Our favorite chapter isn't the one where proclaims himself a Post-Traumatic Stress sufferer like some of the US troops he covered.
No, our favorite is when Thomas and his man boobs join a breast feeding group.
When I first attempted to join the La Leche League in my area, they refused me admission.
It was voiced that my massive cans intimidated the women and I believed that opinion mainly because the one voicing it was me.
After an intense self-reflection/jack off session, I decided to call my attorney who specializes in personal injury lawsuits but agreed to take this one on.
This move forced La Leche to let me in.
I showed up for sessions wearing a nursing blouse with boob flaps open and carrying baby oil to apply to my nipples.
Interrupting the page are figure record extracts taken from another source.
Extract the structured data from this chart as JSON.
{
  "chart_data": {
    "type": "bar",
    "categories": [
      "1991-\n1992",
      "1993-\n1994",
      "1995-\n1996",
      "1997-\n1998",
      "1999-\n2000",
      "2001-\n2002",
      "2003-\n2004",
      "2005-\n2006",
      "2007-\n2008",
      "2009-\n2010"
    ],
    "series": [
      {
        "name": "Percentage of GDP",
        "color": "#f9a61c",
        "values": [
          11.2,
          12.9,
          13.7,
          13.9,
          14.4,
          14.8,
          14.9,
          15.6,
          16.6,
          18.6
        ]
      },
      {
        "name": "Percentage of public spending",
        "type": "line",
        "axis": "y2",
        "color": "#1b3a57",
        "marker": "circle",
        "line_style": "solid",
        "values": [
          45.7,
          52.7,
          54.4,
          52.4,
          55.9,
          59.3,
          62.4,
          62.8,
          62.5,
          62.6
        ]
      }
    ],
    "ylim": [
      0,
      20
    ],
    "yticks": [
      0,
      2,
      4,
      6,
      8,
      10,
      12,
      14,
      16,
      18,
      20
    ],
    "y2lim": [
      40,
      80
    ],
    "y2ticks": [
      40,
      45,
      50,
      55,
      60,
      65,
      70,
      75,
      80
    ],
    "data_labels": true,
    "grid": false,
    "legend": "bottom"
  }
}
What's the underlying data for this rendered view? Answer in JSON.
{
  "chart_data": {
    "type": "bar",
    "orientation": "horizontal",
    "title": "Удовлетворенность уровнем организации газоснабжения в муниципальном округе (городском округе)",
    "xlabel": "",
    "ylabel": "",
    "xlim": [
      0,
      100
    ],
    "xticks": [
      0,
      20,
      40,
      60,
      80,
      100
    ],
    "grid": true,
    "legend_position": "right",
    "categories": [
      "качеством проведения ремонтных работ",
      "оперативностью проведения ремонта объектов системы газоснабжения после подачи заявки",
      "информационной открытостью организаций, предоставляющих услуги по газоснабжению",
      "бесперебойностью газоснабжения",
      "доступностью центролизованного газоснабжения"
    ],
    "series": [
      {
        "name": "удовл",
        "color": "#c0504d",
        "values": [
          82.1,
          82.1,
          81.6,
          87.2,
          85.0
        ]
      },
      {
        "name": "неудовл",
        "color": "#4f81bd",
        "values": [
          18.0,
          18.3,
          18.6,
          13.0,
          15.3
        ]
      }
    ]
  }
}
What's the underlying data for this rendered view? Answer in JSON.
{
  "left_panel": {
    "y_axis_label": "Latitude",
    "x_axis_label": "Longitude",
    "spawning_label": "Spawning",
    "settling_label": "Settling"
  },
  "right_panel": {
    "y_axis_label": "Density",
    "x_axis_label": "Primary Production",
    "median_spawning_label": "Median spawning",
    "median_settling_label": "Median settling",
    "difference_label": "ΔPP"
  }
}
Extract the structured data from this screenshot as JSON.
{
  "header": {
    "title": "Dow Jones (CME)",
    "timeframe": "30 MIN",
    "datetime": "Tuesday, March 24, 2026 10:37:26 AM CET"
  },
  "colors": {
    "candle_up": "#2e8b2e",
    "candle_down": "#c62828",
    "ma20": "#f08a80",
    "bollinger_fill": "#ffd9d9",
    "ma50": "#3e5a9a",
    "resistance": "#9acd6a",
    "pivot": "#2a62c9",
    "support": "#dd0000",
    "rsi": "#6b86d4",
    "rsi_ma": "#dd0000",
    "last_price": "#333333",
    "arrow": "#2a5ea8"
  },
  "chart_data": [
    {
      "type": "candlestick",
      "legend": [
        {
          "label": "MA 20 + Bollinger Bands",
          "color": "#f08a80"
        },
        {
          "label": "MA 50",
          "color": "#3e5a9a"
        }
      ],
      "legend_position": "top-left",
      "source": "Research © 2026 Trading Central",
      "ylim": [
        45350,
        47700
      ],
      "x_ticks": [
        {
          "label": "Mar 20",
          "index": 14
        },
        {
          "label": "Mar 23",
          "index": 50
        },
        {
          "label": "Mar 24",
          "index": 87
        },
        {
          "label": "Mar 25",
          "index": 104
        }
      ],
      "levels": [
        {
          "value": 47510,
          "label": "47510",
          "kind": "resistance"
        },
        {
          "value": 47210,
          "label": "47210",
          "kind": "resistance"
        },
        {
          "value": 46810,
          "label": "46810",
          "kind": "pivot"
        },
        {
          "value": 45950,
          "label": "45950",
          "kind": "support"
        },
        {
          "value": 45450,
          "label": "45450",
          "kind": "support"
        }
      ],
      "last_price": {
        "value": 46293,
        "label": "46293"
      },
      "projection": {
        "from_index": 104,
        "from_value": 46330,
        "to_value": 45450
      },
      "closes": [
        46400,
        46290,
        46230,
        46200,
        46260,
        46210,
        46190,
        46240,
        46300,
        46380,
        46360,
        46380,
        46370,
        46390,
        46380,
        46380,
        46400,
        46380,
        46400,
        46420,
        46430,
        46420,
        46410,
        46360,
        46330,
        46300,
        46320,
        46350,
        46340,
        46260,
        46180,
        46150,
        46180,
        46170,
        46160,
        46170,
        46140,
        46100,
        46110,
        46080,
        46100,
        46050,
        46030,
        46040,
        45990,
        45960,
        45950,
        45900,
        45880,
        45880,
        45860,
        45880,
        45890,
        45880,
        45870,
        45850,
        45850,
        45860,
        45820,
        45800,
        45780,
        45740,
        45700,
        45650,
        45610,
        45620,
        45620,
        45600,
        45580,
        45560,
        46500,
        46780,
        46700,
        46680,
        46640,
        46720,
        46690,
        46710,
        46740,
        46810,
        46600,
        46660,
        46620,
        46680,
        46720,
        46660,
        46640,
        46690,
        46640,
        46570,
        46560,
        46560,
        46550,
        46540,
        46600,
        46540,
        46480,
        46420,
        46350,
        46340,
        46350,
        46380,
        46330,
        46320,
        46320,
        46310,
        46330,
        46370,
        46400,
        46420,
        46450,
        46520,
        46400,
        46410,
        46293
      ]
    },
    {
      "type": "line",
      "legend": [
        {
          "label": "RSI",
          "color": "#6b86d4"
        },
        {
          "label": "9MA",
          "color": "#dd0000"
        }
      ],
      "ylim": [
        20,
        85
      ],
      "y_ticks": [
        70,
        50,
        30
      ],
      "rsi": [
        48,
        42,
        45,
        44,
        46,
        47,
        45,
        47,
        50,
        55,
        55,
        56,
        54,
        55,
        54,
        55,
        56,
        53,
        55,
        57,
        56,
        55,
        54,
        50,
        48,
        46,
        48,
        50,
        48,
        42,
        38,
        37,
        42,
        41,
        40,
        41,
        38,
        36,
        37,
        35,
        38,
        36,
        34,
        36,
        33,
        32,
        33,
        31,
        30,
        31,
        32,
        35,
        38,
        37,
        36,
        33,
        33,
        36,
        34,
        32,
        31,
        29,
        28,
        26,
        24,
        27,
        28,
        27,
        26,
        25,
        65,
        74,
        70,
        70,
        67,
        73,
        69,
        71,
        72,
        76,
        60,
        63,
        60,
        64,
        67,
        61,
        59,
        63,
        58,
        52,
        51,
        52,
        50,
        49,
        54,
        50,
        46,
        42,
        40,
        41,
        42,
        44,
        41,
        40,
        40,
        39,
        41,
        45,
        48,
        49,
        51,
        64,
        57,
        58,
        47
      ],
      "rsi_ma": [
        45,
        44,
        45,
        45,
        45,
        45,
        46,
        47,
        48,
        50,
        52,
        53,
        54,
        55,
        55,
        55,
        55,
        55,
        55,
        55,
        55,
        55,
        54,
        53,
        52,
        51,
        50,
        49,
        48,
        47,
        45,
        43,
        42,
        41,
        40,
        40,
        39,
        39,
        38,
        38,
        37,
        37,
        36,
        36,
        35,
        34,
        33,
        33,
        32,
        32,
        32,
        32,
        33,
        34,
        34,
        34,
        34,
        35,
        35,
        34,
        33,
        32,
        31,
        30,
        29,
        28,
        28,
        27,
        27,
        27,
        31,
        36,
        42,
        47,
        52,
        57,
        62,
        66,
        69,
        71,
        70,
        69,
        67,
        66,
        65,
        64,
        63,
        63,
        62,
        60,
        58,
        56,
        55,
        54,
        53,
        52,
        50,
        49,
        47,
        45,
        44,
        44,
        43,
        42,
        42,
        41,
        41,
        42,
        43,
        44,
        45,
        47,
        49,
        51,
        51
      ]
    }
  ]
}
The head of the group, whom I dubbed Cow, told me I was distracting everyone with my erotic moans as I twisted my oiled up nipples but I countered that I was the best motivating factor the group had.
It was on my third visit that I began using a breast pump and along with providing me with intense tingles, it also served the purpose of drowning out the objections from some of my less advanced co-group members.
Like a number of women, I was not actually able to get pregnant.
So what I did instead was put peanut butter on my nipples and call Prince Olaf, my terrier, and coaxed him into licking the peanut butter.
He did not, however, attempt to suckle at my nipples.
The closest to success I got was when I forced open Prince Olaf's jaw, placed it over my left nipple and let it snap shut.
It was at that moment that I understood how hard it could be to breast feed after your infant began teething.